Hopkins Rides is an amusement ride manufacturer based in Palm City, Florida. The company has had experience in amusement rides for over 45 years and currently specializes in water rides.

History
In 1962 O.D. Hopkins incorporated Hopkins Engineering and started installing ski lifts for J.A. Roebling & Sons of Trenton, New Jersey. In 1965 Hopkins purchased the ski lift division and all the related assets from Roebling & Sons. Soon afterwards a competitor, Universal Design Ltd., discontinued manufacturing Sky Rides, and their customers turned to Hopkins Engineering for parts. Hopkins' first customer in the amusement business was Charles Wood of Storytown USA.

In 1971, the name of the company was changed to O.D. Hopkins Associates Inc. In 1979, Hopkins was approached by Paul Roads, owner of Wonderland Park (Texas), to build a reasonably-priced log flume for his park. The success of that project started Hopkins in the water ride manufacturing business.

In November, 2001, O.D. Hopkins and Associates Inc. filed for bankruptcy protection. The aerial ropeway/sky ride division was spun off to Skyfair, Inc. on January 1, 1986. The company reorganized and emerged as Hopkins Rides, LLC in May 2002, and was for a brief time in partnership with Reverchon Industries of France.

In August 2012 water slide manufacturer WhiteWater West acquired assets and intellectual property from Hopkins Rides, LLC. Although WhiteWater Attractions has adopted the Hopkins Rides technology, it is not a parent company to Hopkins Rides, LLC and the companies operate independently.
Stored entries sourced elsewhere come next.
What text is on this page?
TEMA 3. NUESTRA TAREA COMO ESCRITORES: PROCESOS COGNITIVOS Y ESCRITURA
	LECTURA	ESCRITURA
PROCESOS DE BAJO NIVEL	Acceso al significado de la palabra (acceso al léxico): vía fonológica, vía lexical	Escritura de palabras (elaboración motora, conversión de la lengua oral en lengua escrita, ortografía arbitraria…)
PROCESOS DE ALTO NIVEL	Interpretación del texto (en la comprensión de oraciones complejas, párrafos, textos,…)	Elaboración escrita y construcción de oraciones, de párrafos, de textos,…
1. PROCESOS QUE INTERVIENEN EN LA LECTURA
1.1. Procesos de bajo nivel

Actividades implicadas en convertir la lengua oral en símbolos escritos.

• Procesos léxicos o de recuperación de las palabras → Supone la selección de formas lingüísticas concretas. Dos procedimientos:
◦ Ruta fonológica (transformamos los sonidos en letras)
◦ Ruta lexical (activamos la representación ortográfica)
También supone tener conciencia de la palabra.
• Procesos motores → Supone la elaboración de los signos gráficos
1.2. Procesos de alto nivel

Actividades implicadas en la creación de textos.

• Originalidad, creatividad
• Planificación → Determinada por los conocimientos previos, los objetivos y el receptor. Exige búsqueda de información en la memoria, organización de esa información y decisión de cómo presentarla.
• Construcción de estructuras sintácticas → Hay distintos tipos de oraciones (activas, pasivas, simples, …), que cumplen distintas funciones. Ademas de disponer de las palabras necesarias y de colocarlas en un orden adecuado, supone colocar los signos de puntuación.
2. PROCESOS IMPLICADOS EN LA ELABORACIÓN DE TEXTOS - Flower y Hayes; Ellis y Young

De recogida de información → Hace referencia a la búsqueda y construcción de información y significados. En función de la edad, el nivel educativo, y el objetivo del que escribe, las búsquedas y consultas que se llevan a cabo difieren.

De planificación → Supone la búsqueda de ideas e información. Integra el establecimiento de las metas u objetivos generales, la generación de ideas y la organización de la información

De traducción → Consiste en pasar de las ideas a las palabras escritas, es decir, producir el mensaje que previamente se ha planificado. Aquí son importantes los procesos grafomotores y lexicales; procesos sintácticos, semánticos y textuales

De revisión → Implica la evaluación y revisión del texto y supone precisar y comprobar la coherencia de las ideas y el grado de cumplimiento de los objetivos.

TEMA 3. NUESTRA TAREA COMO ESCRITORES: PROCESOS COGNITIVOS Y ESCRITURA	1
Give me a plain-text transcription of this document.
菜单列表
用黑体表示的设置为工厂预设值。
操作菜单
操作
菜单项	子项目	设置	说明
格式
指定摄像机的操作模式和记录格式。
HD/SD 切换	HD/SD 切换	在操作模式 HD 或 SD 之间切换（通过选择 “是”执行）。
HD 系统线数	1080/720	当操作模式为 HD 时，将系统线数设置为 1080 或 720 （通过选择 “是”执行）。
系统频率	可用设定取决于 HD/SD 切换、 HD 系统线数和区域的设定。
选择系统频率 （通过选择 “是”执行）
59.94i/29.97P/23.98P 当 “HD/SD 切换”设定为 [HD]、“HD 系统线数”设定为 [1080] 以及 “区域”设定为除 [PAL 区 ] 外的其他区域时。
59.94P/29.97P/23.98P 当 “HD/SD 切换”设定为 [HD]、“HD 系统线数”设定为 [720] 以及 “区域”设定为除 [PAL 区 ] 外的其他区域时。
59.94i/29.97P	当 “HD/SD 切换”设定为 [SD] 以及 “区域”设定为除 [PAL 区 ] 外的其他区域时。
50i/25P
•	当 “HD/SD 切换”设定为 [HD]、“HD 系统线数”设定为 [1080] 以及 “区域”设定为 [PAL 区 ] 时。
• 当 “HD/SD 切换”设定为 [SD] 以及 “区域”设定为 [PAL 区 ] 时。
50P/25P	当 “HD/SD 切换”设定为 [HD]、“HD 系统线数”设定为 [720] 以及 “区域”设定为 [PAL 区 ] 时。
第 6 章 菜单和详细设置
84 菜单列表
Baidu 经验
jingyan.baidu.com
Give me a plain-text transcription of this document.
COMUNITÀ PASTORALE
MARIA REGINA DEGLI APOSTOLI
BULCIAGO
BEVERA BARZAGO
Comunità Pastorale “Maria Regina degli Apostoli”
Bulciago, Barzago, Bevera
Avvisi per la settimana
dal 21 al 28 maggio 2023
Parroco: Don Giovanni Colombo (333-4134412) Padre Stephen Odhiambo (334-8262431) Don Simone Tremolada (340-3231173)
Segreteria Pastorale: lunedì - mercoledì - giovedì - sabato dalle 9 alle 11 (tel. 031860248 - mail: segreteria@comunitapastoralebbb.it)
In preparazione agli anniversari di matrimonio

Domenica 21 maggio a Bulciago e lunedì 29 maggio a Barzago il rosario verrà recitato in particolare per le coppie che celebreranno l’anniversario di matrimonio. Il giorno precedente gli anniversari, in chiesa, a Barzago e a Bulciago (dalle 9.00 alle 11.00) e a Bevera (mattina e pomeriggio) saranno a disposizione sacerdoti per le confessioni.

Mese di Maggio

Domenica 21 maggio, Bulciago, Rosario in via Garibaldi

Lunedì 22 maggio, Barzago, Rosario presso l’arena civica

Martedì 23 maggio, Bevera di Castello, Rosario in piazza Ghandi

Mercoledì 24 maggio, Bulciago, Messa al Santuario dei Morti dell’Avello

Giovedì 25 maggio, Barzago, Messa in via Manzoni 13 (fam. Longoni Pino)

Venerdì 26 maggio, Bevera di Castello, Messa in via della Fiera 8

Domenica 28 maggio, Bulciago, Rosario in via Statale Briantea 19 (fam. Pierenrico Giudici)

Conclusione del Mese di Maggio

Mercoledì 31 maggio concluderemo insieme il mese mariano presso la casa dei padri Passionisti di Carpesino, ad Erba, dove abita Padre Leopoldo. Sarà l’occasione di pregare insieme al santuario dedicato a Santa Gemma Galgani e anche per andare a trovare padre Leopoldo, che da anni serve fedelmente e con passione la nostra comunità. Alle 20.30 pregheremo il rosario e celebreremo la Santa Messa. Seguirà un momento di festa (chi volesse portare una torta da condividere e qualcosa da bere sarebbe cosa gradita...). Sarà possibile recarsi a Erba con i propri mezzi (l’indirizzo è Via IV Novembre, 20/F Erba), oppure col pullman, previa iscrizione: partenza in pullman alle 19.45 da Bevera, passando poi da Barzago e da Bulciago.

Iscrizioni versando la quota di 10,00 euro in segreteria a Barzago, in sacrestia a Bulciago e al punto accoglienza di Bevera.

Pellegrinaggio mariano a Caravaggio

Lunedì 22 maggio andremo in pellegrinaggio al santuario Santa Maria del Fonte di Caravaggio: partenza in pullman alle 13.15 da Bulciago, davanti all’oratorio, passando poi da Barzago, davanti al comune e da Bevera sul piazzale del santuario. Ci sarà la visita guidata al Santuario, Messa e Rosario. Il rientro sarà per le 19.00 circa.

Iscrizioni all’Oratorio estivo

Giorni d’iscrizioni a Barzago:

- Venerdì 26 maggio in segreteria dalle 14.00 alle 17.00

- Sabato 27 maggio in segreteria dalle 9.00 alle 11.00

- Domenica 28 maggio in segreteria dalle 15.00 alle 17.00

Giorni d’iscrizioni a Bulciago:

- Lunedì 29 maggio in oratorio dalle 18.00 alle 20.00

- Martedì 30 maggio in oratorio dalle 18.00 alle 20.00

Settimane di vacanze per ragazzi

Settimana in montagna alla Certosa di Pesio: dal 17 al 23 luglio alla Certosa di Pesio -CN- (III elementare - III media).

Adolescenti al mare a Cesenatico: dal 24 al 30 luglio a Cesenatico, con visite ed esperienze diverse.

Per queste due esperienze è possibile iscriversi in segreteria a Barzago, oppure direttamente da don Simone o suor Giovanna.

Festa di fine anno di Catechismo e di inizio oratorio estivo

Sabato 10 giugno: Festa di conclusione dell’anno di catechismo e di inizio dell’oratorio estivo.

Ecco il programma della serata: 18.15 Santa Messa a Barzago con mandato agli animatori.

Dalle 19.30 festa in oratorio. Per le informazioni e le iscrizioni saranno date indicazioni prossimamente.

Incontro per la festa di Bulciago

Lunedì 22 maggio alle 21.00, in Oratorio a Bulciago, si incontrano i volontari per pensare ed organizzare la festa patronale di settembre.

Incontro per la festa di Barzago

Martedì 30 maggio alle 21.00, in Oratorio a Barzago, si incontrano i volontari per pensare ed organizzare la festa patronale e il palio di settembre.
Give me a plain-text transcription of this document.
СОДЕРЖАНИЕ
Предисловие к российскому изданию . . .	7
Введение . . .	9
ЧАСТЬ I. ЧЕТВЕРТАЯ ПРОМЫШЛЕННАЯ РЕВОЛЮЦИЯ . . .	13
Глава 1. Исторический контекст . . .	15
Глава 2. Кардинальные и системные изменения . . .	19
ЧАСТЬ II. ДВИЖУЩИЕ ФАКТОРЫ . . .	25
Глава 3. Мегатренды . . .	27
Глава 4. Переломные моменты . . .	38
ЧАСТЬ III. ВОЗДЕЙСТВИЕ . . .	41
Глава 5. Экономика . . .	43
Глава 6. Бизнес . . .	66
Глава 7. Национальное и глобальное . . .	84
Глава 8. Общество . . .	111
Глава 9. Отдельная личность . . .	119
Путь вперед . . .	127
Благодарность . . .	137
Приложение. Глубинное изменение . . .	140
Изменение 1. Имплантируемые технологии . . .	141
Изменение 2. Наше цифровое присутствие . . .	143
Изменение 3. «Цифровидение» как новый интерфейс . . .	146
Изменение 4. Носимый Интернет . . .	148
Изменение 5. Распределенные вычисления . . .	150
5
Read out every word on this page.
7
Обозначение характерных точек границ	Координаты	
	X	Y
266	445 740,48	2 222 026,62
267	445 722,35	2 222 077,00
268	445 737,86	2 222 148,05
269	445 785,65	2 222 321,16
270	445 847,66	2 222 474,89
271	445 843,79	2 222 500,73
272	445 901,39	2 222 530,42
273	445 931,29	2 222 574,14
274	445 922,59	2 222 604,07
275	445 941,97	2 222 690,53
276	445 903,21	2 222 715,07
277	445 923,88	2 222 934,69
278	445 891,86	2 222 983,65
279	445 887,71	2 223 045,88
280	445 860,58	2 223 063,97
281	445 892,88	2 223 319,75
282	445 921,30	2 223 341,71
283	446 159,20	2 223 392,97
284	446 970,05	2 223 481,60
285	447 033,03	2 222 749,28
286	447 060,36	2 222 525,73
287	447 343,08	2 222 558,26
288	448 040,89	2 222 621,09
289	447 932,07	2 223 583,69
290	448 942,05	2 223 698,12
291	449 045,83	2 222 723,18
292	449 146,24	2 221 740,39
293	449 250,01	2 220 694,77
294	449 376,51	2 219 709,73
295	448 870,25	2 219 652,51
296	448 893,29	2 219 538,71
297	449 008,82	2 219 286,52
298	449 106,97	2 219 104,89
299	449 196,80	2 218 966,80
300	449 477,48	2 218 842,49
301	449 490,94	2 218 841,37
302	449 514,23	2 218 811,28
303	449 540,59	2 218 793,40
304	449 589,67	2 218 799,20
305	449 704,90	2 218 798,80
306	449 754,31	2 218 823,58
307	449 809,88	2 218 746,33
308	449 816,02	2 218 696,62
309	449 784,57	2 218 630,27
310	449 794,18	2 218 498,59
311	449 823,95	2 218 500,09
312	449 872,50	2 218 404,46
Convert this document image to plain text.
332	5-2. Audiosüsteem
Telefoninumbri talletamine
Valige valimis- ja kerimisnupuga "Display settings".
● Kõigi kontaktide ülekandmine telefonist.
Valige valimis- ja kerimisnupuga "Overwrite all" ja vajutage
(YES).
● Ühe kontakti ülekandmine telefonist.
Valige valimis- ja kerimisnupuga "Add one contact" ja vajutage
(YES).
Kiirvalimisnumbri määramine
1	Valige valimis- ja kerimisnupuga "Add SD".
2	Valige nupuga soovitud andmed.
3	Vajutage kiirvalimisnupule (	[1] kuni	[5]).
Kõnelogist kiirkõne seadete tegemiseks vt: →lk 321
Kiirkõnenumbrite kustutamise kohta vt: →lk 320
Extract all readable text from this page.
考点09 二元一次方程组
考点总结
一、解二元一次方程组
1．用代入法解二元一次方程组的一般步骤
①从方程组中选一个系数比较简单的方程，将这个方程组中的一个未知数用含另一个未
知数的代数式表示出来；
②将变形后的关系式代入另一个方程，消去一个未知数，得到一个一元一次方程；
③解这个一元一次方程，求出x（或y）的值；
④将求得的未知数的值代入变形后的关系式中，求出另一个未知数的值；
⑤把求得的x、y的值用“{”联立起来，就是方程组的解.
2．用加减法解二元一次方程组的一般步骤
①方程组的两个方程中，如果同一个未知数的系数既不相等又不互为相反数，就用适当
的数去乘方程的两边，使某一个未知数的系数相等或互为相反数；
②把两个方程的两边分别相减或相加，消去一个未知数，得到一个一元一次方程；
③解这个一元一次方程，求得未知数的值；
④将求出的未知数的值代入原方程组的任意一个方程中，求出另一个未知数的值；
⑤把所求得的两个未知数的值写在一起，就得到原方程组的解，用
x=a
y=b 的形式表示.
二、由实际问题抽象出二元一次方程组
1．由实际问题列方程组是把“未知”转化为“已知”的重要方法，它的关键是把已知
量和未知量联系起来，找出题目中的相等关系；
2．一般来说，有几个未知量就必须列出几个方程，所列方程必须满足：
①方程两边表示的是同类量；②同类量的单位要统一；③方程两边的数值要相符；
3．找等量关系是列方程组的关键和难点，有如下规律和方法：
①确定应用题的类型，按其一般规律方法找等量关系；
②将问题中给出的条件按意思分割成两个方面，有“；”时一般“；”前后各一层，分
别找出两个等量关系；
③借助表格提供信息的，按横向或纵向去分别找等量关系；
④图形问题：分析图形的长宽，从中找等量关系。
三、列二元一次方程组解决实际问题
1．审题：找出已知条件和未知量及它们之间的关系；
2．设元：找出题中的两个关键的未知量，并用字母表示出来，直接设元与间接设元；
WhiteWater sells its products under the Water Rides brand.

Manufacturing

The company originally manufactured Sky Rides, but in the 1980s, with the increase in popularity of their water-based attractions, those rides became the company's primary product. In addition to the water-based attractions, Hopkins built seven roller coasters from 1985 to 1996. They also dabbled in other amusement ride types such as a SkyGlider, tube slides and water jet ride known as an Aqua Drag. Santa's Village still operates its SkyGlider, and Wonderland Park still operates its Aqua Drag and SkyGlider in addition to its other Hopkins rides.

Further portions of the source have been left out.